“Come the Slumberless to the Land of Nod” by Traci Brimhall

A selection from Brimhall’s hypnotic collection of poems, and an original piece of writing (written after an episode of sleep paralysis)

MT
4 min readJan 8, 2023
The cover of Brimhall’s book, published by Copper Canyon Press

“Dear Thanatos, Goddamn the sweet ease of night.”

Traci Brimhall explores the haunting depths of loss and love in her book “Come the Slumberless to the Land of Nod.” Her poems walk us through a series of unsettling, yet beautifully crafted landscapes: a lonely arctic artists’ retreat, lullabies for an unborn child, the site of a friend’s violent murder, and the Land of Nod, the place Cain was exiled after he murdered his brother Abel — also considered in more secular terms “the place of dreams.” She writes a series of letters interspersed throughout the collection addressed, respectively, to Thanatos, God of Death, and Eros, God of Love. One poem to Thanatos has particularly stuck with me. Here is the link. Please read it, and if you have time, read the whole collection. It is sad, and difficult, but an inspiring work of art.

“Dear Thanatos, Goddamn the sweet ease of night” welcomes the escape of sleep and brilliantly opens the door to the subconscious with the image of a speared whale sinking to the bottom of the ocean floor. One of my favorite lines: “but it sang the moral mysteries, moaned//its oral histories to the submarines as it fell.”

I just woke up from a particularly weird episode of sleep paralysis after taking a “night nap” (always a bad idea but sometimes inevitable). I normally write down my dreams, but decided to write a sort of lyrical piece instead. My piece, quite the opposite of Brimhall’s welcome to sleep, fights against its sometimes suffocating grip. I was inspired by “Dear Thanatos,” however, because the dream I had was an ocean setting. The most obvious “nod” to Brimhall’s piece is the whale and his relationship to the ocean floor. My piece is very literally titled:

“Sometimes when I sleep, I feel my eyes not opening”

Torn from life to a midnight nap, to sleep a sleep where I dream of not waking. On a bed floating in the middle of the ocean, I am surrounded. Everyone (I do not know I know) watches eyes that will not open.

Eyes that will not open, always for all to see.

What traps me when the water is free? Bending my crown to my lower back, I’m God’s circle, a whirlpool. Anything can fall through me but my cries get sucked in, too.

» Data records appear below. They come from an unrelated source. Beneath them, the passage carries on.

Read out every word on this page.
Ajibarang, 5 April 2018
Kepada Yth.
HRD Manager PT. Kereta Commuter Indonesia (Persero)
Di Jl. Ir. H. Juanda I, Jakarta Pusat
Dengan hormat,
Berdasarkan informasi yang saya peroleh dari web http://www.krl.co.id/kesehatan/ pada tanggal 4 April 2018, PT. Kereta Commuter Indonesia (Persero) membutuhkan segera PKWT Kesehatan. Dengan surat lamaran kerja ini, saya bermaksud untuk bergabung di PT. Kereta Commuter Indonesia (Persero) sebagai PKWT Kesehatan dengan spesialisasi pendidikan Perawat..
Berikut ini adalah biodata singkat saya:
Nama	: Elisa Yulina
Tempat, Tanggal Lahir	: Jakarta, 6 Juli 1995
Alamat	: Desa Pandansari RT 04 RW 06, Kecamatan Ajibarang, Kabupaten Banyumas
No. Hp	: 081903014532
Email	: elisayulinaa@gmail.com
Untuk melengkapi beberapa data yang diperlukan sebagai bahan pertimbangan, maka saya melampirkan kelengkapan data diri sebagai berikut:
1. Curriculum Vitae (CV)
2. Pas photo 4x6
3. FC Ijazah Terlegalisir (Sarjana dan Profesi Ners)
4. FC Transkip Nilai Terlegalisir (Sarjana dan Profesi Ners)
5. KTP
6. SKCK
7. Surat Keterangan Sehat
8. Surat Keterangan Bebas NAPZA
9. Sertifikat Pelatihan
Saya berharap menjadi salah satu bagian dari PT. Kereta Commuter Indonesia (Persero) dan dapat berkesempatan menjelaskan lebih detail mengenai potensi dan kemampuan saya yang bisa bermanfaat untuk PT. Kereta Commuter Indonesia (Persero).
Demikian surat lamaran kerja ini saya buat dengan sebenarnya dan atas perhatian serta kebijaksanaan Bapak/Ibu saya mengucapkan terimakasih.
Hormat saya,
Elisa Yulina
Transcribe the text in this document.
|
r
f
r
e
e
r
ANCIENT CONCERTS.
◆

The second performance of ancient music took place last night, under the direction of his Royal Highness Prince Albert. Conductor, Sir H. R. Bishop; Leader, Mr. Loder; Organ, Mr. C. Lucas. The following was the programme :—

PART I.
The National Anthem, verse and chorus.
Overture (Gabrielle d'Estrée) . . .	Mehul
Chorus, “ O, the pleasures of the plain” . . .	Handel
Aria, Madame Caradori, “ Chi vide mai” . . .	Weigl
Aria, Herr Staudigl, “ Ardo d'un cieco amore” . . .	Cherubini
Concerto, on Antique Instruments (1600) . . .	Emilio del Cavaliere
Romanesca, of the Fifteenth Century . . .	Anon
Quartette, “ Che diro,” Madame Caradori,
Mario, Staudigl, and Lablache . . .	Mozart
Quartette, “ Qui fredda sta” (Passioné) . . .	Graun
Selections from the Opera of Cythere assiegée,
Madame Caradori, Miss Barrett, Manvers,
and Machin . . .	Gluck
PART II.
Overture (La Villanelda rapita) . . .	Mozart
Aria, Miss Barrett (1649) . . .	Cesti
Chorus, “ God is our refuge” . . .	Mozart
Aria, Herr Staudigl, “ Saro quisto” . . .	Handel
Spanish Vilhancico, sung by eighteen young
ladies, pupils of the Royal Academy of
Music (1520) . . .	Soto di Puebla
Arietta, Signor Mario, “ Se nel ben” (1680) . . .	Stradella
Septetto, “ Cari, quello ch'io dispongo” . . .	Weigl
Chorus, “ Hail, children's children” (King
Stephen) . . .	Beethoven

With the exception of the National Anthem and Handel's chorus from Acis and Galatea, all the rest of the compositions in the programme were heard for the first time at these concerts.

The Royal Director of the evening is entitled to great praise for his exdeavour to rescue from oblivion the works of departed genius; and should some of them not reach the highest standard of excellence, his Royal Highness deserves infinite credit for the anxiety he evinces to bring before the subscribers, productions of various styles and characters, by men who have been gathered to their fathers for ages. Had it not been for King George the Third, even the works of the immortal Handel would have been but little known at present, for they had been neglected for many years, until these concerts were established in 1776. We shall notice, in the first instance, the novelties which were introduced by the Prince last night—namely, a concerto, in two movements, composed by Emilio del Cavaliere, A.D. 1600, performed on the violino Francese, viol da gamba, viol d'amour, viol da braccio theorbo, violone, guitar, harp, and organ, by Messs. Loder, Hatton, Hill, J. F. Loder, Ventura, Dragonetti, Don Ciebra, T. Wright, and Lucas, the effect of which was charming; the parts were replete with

Is there freedom in forced rapture? No, I think. Maybe that’s why the whale’s song swallows constellations. He cries: “Weeeee! What parts of earth haven’t seen the sky?” I remember something: a feeling dips into the deep, and soft currents of sadness quell the thrashing. I remember dancing to the tune of differences, a cure to hearts that I thought were all the same. I’ve drowned in mystic truths, thinking my breath built the waves and I smiled as they crashed against our shins, sinking. Singing, You’re my best friend forever, I saw it in your eyes and now I know how faith can sting. I thrash and the edges laugh beyond my vision. Eyes that will not open, always for all to see.

Still. The doldrums enclose my restless sleep, and I hope I am entertaining. I wonder if the sun and mist and heatstroke paint on their faces the dreams I wished to un-dream. I’m selfish so I roll off my floating bed grabbing whatever I can feel and set sail for far away, dreaming the dark will look different there. My sheets sink and the pillows dissolve and the water churns only inside me. I forgot the shape I am in and how the middle of the ocean does not breathe. I try, but I do not blink. I can’t see you, but allow me to search for the treasure in your absence and decompose my memory to balance my spirit as it sings the whale’s song. I can’t right the ship but I wouldn’t know if it was wrong. Would you tell me? My eyes that will not open, always for all to see.

In my dream, father, you came to wake me up and I almost could not stop the waking. Beating, breathless, watery underworld. I peeled my head from my back and back and forth and back and forth I butterflied to the surface. The edges un-blur and I check the heart: it stares like a newborn, terrified. The moon rises with a crash and the wind swallows my cries. I breathe, and the water shakes.